Editorial - Traum-Ehe seit Jahrzehnten: Atari & MIDI

Es gibt wohl kaum einen Anwenderkreis, in dem der Atari immer noch so hoch im Kurs steht, wie bei den Musikern. Während das System in anderen Bereichen (oft zu Unrecht) belächelt wird, genießt es im Studio- und Live-Einsatz immer noch eine nicht zu unterschätzende Popularität. Schauen Sie zum Beispiel einmal bei ebay, weiche Preise ein "simpler" Mega ST erreicht, wenn er komplett mit Cubase oder einem Notator und einer MIDI-Schnittstellenerweiterung ausgeliefert wird - Sie werden überrascht sein...

Ich selbst setzte den Atari fast täglich zur Musikproduktion ein. Als Sequenzer benutze ich einen Mega STE mit der Software Sweet Sixteen - simpel, aber effektiv. Als Aufnahmestudio dient ein Atari Falcon 030 mit der Freeware V-Trax. Während ein Macintosh aus den späten 90er Jahren mit Cubase Audio sich beim Aufnehmen von Tonspuren immer wieder "Verschlucker" leistet, nimmt der Falcon Audio aus allen möglichen Quellen völlig ohne Mucken auf. Und dies ist der entscheidende Punkt: Der Atari funktioniert. Er setzt keine nervtötende Konfiguration von Treibersoftware voraus, um ein simples MIDI-Interface erkennen zu können. Ein Falcon nimmt Sound in hochwertiger Qualität auf und mixt diese auch noch, ohne durch eine spezielle Soundkarte erweitert zu werden. Und Abstürze gibt es mit der erprobten MIDI-Software auch in den seltensten Fällen, was im Live-Einsatz von unschätzbarem Wert ist. Hinzu kommt die Robustheit der einfach zu transportierenden Geräte "on the Road" - und wenn doch einmal ein altgedienter ST seinen Geist aufgibt, ist bei eBay günstig ein neuer zu ersteigern.

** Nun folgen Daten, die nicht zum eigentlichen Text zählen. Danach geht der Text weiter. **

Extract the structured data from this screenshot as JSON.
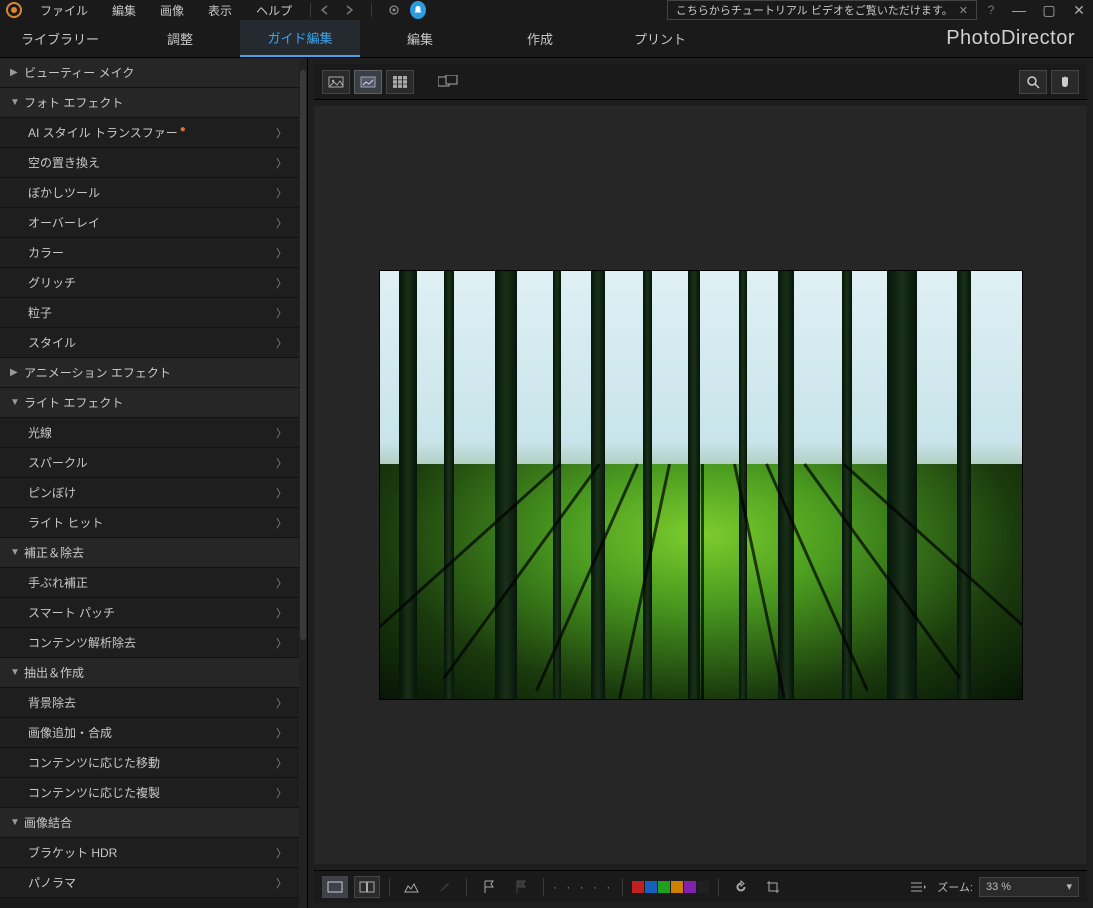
{
  "app": {
    "brand": "PhotoDirector"
  },
  "menu": [
    "ファイル",
    "編集",
    "画像",
    "表示",
    "ヘルプ"
  ],
  "tutorial_banner": "こちらからチュートリアル ビデオをご覧いただけます。",
  "modes": [
    {
      "label": "ライブラリー",
      "active": false
    },
    {
      "label": "調整",
      "active": false
    },
    {
      "label": "ガイド編集",
      "active": true
    },
    {
      "label": "編集",
      "active": false
    },
    {
      "label": "作成",
      "active": false
    },
    {
      "label": "プリント",
      "active": false
    }
  ],
  "sidebar": [
    {
      "type": "cat",
      "label": "ビューティー メイク",
      "expanded": false
    },
    {
      "type": "cat",
      "label": "フォト エフェクト",
      "expanded": true
    },
    {
      "type": "sub",
      "label": "AI スタイル トランスファー",
      "new": true
    },
    {
      "type": "sub",
      "label": "空の置き換え"
    },
    {
      "type": "sub",
      "label": "ぼかしツール"
    },
    {
      "type": "sub",
      "label": "オーバーレイ"
    },
    {
      "type": "sub",
      "label": "カラー"
    },
    {
      "type": "sub",
      "label": "グリッチ"
    },
    {
      "type": "sub",
      "label": "粒子"
    },
    {
      "type": "sub",
      "label": "スタイル"
    },
    {
      "type": "cat",
      "label": "アニメーション エフェクト",
      "expanded": false
    },
    {
      "type": "cat",
      "label": "ライト エフェクト",
      "expanded": true
    },
    {
      "type": "sub",
      "label": "光線"
    },
    {
      "type": "sub",
      "label": "スパークル"
    },
    {
      "type": "sub",
      "label": "ピンぼけ"
    },
    {
      "type": "sub",
      "label": "ライト ヒット"
    },
    {
      "type": "cat",
      "label": "補正＆除去",
      "expanded": true
    },
    {
      "type": "sub",
      "label": "手ぶれ補正"
    },
    {
      "type": "sub",
      "label": "スマート パッチ"
    },
    {
      "type": "sub",
      "label": "コンテンツ解析除去"
    },
    {
      "type": "cat",
      "label": "抽出＆作成",
      "expanded": true
    },
    {
      "type": "sub",
      "label": "背景除去"
    },
    {
      "type": "sub",
      "label": "画像追加・合成"
    },
    {
      "type": "sub",
      "label": "コンテンツに応じた移動"
    },
    {
      "type": "sub",
      "label": "コンテンツに応じた複製"
    },
    {
      "type": "cat",
      "label": "画像結合",
      "expanded": true
    },
    {
      "type": "sub",
      "label": "ブラケット HDR"
    },
    {
      "type": "sub",
      "label": "パノラマ"
    }
  ],
  "swatches": [
    "#c02020",
    "#1860c0",
    "#20a020",
    "#d08000",
    "#8020b0",
    "#202020"
  ],
  "zoom": {
    "label": "ズーム:",
    "value": "33 %"
  }
}
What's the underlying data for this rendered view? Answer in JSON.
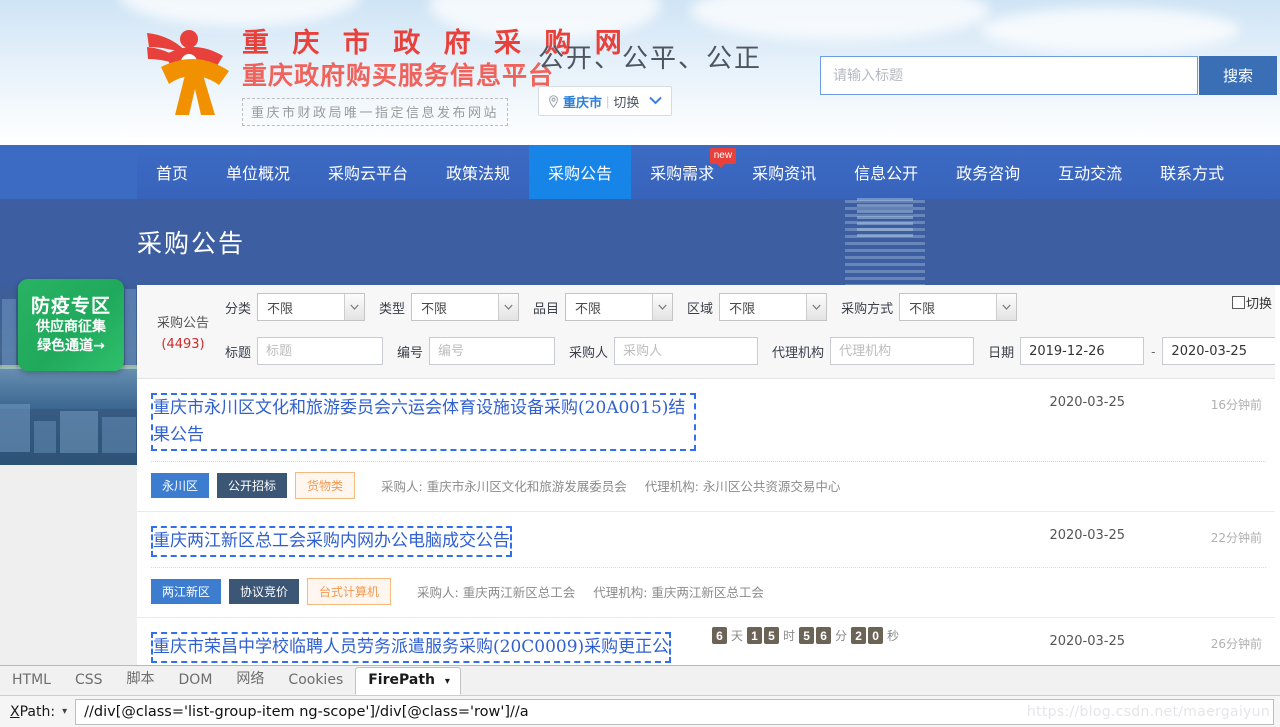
{
  "header": {
    "logo_line1": "重 庆 市 政 府 采 购 网",
    "logo_line2": "重庆政府购买服务信息平台",
    "logo_line3": "重庆市财政局唯一指定信息发布网站",
    "slogan": "公开、公平、公正",
    "city": {
      "icon": "location-pin-icon",
      "name": "重庆市",
      "divider": "|",
      "switch_label": "切换",
      "chevron": "chevron-down-icon"
    },
    "search": {
      "placeholder": "请输入标题",
      "value": "",
      "button_label": "搜索",
      "icon": "search-icon"
    }
  },
  "nav": {
    "items": [
      {
        "label": "首页",
        "active": false
      },
      {
        "label": "单位概况",
        "active": false
      },
      {
        "label": "采购云平台",
        "active": false
      },
      {
        "label": "政策法规",
        "active": false
      },
      {
        "label": "采购公告",
        "active": true
      },
      {
        "label": "采购需求",
        "active": false,
        "badge": "new"
      },
      {
        "label": "采购资讯",
        "active": false
      },
      {
        "label": "信息公开",
        "active": false
      },
      {
        "label": "政务咨询",
        "active": false
      },
      {
        "label": "互动交流",
        "active": false
      },
      {
        "label": "联系方式",
        "active": false
      }
    ]
  },
  "banner": {
    "title": "采购公告"
  },
  "epidemic_badge": {
    "line1": "防疫专区",
    "line2": "供应商征集",
    "line3": "绿色通道→"
  },
  "filter": {
    "panel_title": "采购公告",
    "panel_count": "(4493)",
    "selects": [
      {
        "label": "分类",
        "value": "不限"
      },
      {
        "label": "类型",
        "value": "不限"
      },
      {
        "label": "品目",
        "value": "不限"
      },
      {
        "label": "区域",
        "value": "不限"
      },
      {
        "label": "采购方式",
        "value": "不限"
      }
    ],
    "inputs": [
      {
        "label": "标题",
        "placeholder": "标题",
        "value": ""
      },
      {
        "label": "编号",
        "placeholder": "编号",
        "value": ""
      },
      {
        "label": "采购人",
        "placeholder": "采购人",
        "value": ""
      },
      {
        "label": "代理机构",
        "placeholder": "代理机构",
        "value": ""
      }
    ],
    "date": {
      "label": "日期",
      "from": "2019-12-26",
      "dash": "-",
      "to": "2020-03-25"
    },
    "switch_checkbox": {
      "label": "切换",
      "checked": false
    }
  },
  "list": [
    {
      "title": "重庆市永川区文化和旅游委员会六运会体育设施设备采购(20A0015)结果公告",
      "date": "2020-03-25",
      "ago": "16分钟前",
      "tag_region": "永川区",
      "tag_method": "公开招标",
      "tag_category": "货物类",
      "buyer": "采购人: 重庆市永川区文化和旅游发展委员会",
      "agency": "代理机构: 永川区公共资源交易中心"
    },
    {
      "title": "重庆两江新区总工会采购内网办公电脑成交公告",
      "date": "2020-03-25",
      "ago": "22分钟前",
      "tag_region": "两江新区",
      "tag_method": "协议竞价",
      "tag_category": "台式计算机",
      "buyer": "采购人: 重庆两江新区总工会",
      "agency": "代理机构: 重庆两江新区总工会"
    },
    {
      "title": "重庆市荣昌中学校临聘人员劳务派遣服务采购(20C0009)采购更正公",
      "date": "2020-03-25",
      "ago": "26分钟前",
      "tag_region": "",
      "tag_method": "",
      "tag_category": "",
      "buyer": "",
      "agency": ""
    }
  ],
  "countdown": {
    "d1": "6",
    "unit_day": "天",
    "h1": "1",
    "h2": "5",
    "unit_hour": "时",
    "m1": "5",
    "m2": "6",
    "unit_min": "分",
    "s1": "2",
    "s2": "0",
    "unit_sec": "秒"
  },
  "devtools": {
    "tabs": [
      {
        "label": "HTML",
        "active": false
      },
      {
        "label": "CSS",
        "active": false
      },
      {
        "label": "脚本",
        "active": false
      },
      {
        "label": "DOM",
        "active": false
      },
      {
        "label": "网络",
        "active": false
      },
      {
        "label": "Cookies",
        "active": false
      },
      {
        "label": "FirePath",
        "active": true,
        "caret": "▾"
      }
    ],
    "xpath_label": "XPath:",
    "xpath_caret": "▾",
    "xpath_value": "//div[@class='list-group-item ng-scope']/div[@class='row']//a"
  },
  "watermark": "https://blog.csdn.net/maergaiyun"
}
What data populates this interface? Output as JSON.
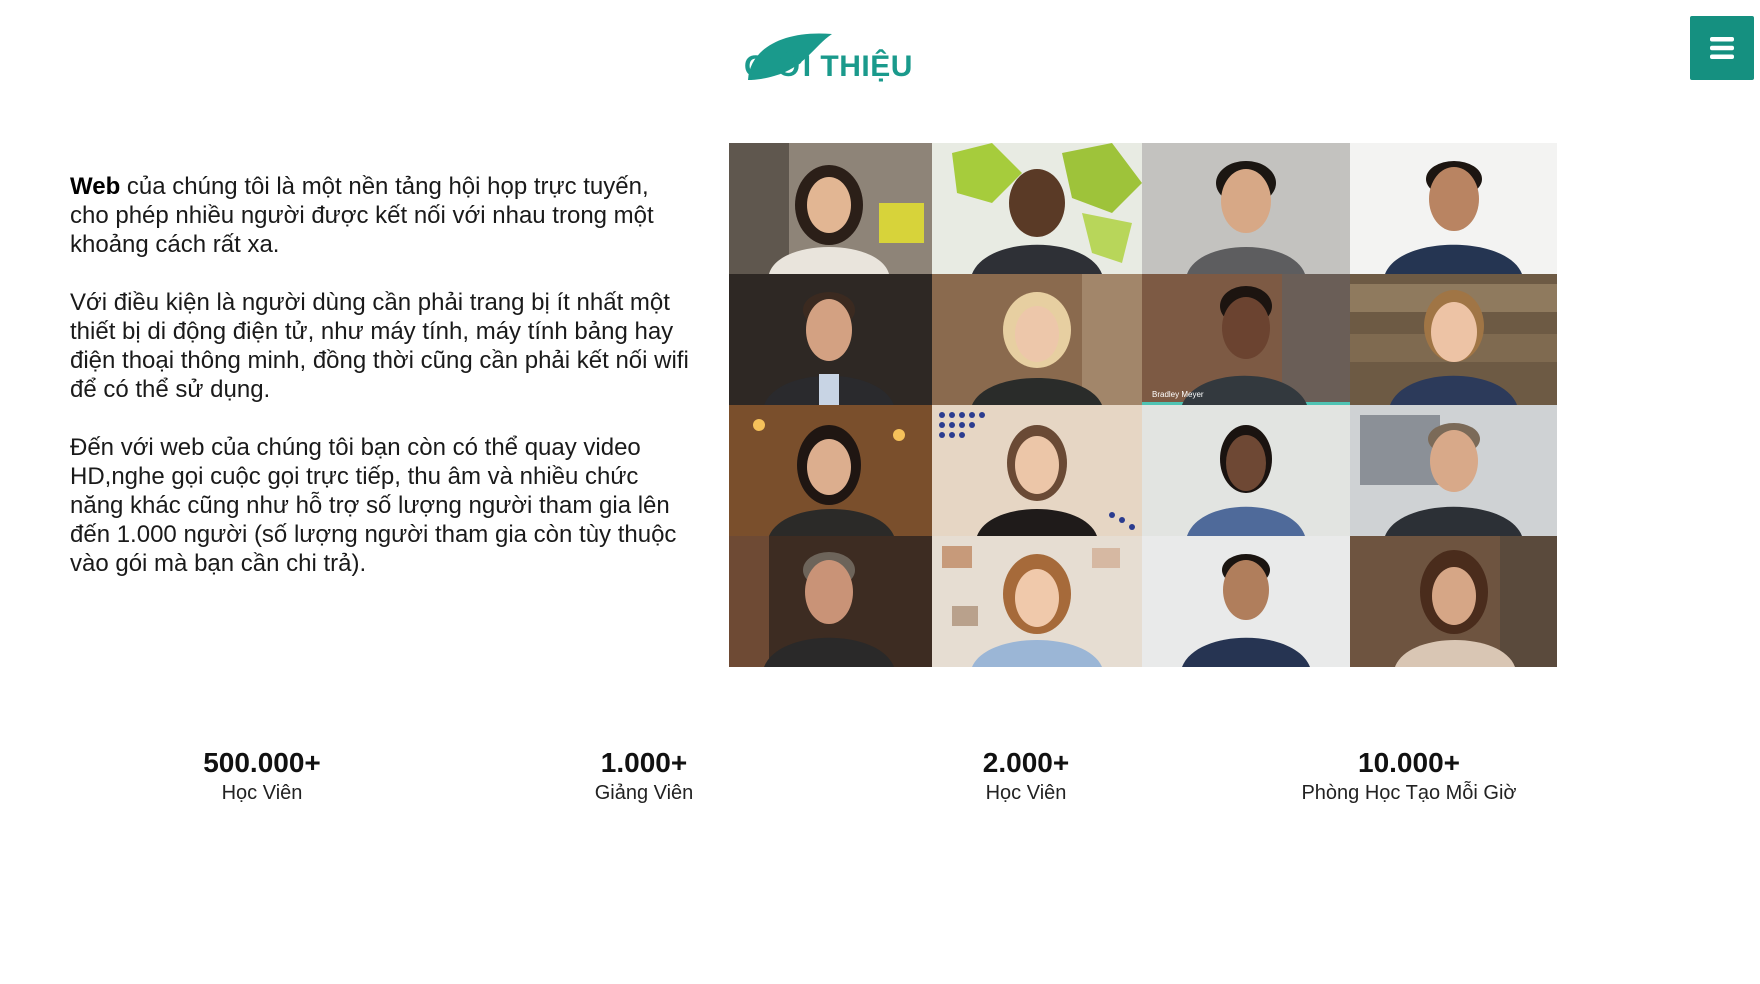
{
  "header": {
    "title": "GIỚI THIỆU",
    "accent_color": "#1a9a8c",
    "leaf_color": "#1a9a8c"
  },
  "menu_button": {
    "icon": "hamburger-menu-icon",
    "color": "#159080"
  },
  "intro": {
    "p1_strong": "Web",
    "p1_rest": " của chúng tôi là một nền tảng hội họp trực tuyến, cho phép nhiều người được kết nối với nhau trong một khoảng cách rất xa.",
    "p2": "Với điều kiện là người dùng cần phải trang bị ít nhất một thiết bị di động điện tử, như máy tính, máy tính bảng hay điện thoại thông minh, đồng thời cũng cần phải kết nối wifi để có thể sử dụng.",
    "p3": "Đến với web của chúng tôi bạn còn có thể quay video HD,nghe gọi cuộc gọi trực tiếp, thu âm và nhiều chức năng khác cũng như hỗ trợ số lượng người tham gia lên đến 1.000 người (số lượng người tham gia còn tùy thuộc vào gói mà bạn cần chi trả)."
  },
  "video_grid": {
    "participant_label": "Bradley Meyer"
  },
  "stats": [
    {
      "value": "500.000+",
      "label": "Học Viên"
    },
    {
      "value": "1.000+",
      "label": "Giảng Viên"
    },
    {
      "value": "2.000+",
      "label": "Học Viên"
    },
    {
      "value": "10.000+",
      "label": "Phòng Học Tạo Mỗi Giờ"
    }
  ]
}
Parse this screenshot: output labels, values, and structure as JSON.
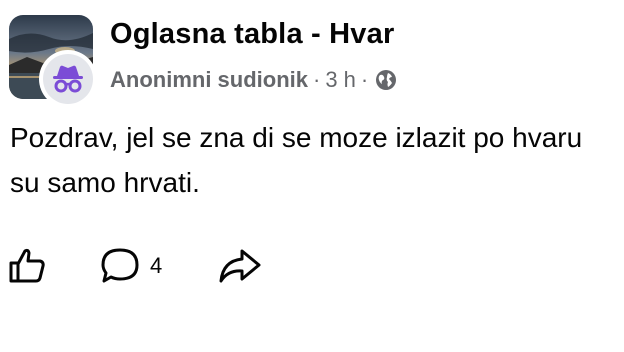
{
  "group": {
    "name": "Oglasna tabla - Hvar"
  },
  "meta": {
    "author": "Anonimni sudionik",
    "separator1": "·",
    "time": "3 h",
    "separator2": "·",
    "privacy_icon": "globe-icon"
  },
  "post": {
    "lines": [
      "Pozdrav, jel se zna di se moze izlazit po hvaru",
      "su samo hrvati."
    ]
  },
  "actions": {
    "like_icon": "thumbs-up-icon",
    "comment_icon": "comment-bubble-icon",
    "comment_count": "4",
    "share_icon": "share-arrow-icon"
  },
  "colors": {
    "text_primary": "#050505",
    "text_secondary": "#65676b",
    "anon_bg": "#e4e6eb",
    "anon_icon": "#7b4cd6"
  }
}
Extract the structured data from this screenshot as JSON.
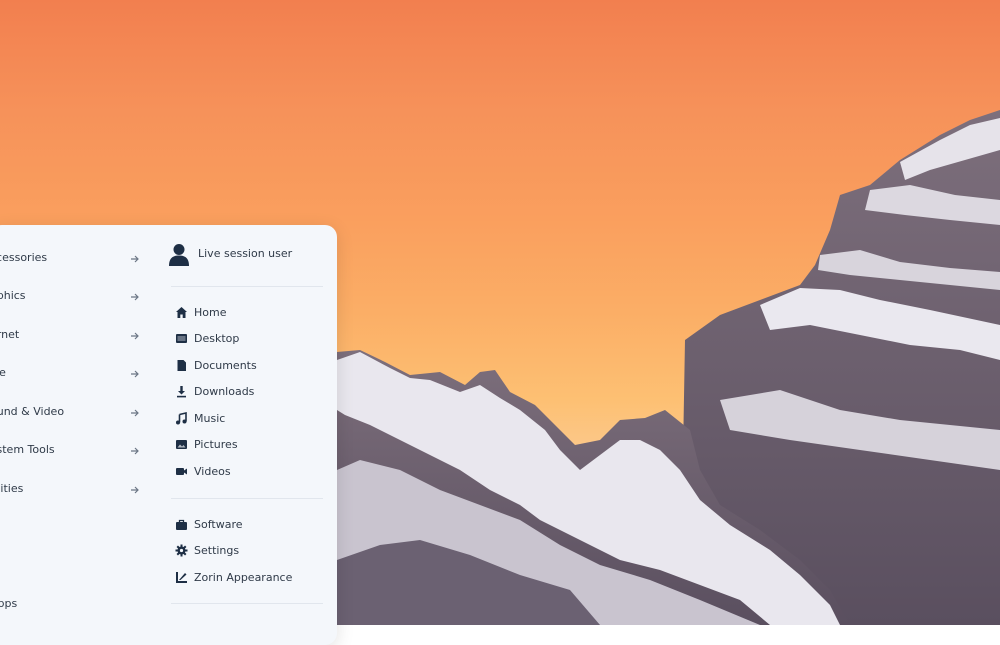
{
  "menu": {
    "categories": [
      {
        "label": "ccessories",
        "icon": "arrow-right-icon"
      },
      {
        "label": "aphics",
        "icon": "arrow-right-icon"
      },
      {
        "label": "ernet",
        "icon": "arrow-right-icon"
      },
      {
        "label": "ice",
        "icon": "arrow-right-icon"
      },
      {
        "label": "ound & Video",
        "icon": "arrow-right-icon"
      },
      {
        "label": "ystem Tools",
        "icon": "arrow-right-icon"
      },
      {
        "label": "tilities",
        "icon": "arrow-right-icon"
      }
    ],
    "all_apps_label": "Apps",
    "user": {
      "name": "Live session user",
      "icon": "user-icon"
    },
    "places": [
      {
        "label": "Home",
        "icon": "home-icon"
      },
      {
        "label": "Desktop",
        "icon": "desktop-icon"
      },
      {
        "label": "Documents",
        "icon": "document-icon"
      },
      {
        "label": "Downloads",
        "icon": "download-icon"
      },
      {
        "label": "Music",
        "icon": "music-icon"
      },
      {
        "label": "Pictures",
        "icon": "picture-icon"
      },
      {
        "label": "Videos",
        "icon": "video-icon"
      }
    ],
    "system": [
      {
        "label": "Software",
        "icon": "software-bag-icon"
      },
      {
        "label": "Settings",
        "icon": "gear-icon"
      },
      {
        "label": "Zorin Appearance",
        "icon": "appearance-icon"
      }
    ]
  },
  "colors": {
    "menu_bg": "#f4f7fb",
    "text": "#2f3a48",
    "icon": "#1e2f45",
    "sky_top": "#f27f4f",
    "sky_bottom": "#fcd9b9"
  }
}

Mittlerweile reflektiert auch die Software-Front das Interesse am Atari wieder etwas realistischer. Einige Programme wurden in den letzten Monaten weiter- oder sogar neuentwickelt, so zum Beispiel der analoge Sequenzer-Simulator AEX, den wir Ihnen in der Version 2.0 in dieser Ausgabe vorstellen, oder der Grid Sequencer (analog scheint angesagt zu sein). Auch für die Zukunft sieht es im MIDI-Bereich gar nicht so übel aus: Aus Holland kommt der Easy Sequenzer, bei dem sich Falcon-Anwender besonders über die moderne Oberfläche in 256 Farben freuen dürfen. Auch dieses Programm dürfen wir Ihnen bereits in der aktuellen Ausgabe in einem ersten Preview vorstellen.

Gut entwickelt sich auch der Software-Synthesizer ACE für den Falcon. In unserem Interview bemerkt Raphael Zweifel, Musiker bei 3p, ganz richtig an, dass ACE bei entsprechender Mundpropaganda durchaus zum nächsten "Must Have" im Produktions-Bereich werden könnte - ähnlich wie die "uralte" Roland TR-909 einen Kultstatus besitzt. Eine Zeitlang kam fast keine Techno-Produktion ohne die Drummachine aus. Preise bis 1000 Euro sind immer noch normal. Nun bräuchte es nur noch etwas Aufmerksamkeit seitens der Musikpresse für ACE... stc

Liebe Leser: Unsere Online-Umfrage hat ergeben, dass die meisten Atari-Anwender ihren Rechner immer noch im Musiksektor einsetzen. Wir reflektieren dieses ungebrochene Interesse mit einem großen Musik-Special in dieser Ausgabe. Wir wünschen Ihnen viel Spaß mit aktuellen Tests, Previews und Interviews.